Remove spectral normalization module from all of the layers.

This method iterates through all layers of the model and removes the spectral normalization applied to each layer. It is useful when you want to revert the model to its original state without spectral normalization.

Raises:ValueError – If the module does not have spectral normalization.

############### Examples

>>> discriminator = HiFiGANScaleDiscriminator()
>>> discriminator.apply_spectral_norm()  # Apply spectral norm
>>> discriminator.remove_spectral_norm()  # Remove spectral norm

######### NOTE Ensure to call this method if you need to switch between weight and spectral normalization during model training or inference.

remove_weight_norm()

Remove weight normalization module from all of the layers.
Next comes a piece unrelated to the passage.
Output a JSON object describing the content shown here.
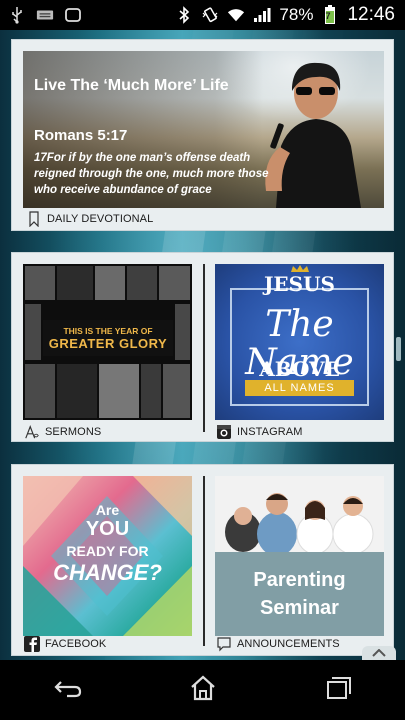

This method traverses through all layers of the HiFiGANScaleDiscriminator and removes weight normalization if it is applied. It logs a message for each layer from which the weight normalization is removed. If a layer does not have weight normalization applied, it catches the ValueError and continues without raising an exception.

######### NOTE This method is useful for models that were previously using weight normalization and need to revert back to the standard weight parameters for compatibility or performance reasons.

############### Examples

>>> discriminator = HiFiGANScaleDiscriminator()
>>> discriminator.apply_weight_norm()  # Apply weight normalization
>>> discriminator.remove_weight_norm()  # Remove weight normalization

Raises:ValueError – If a module does not have weight normalization applied.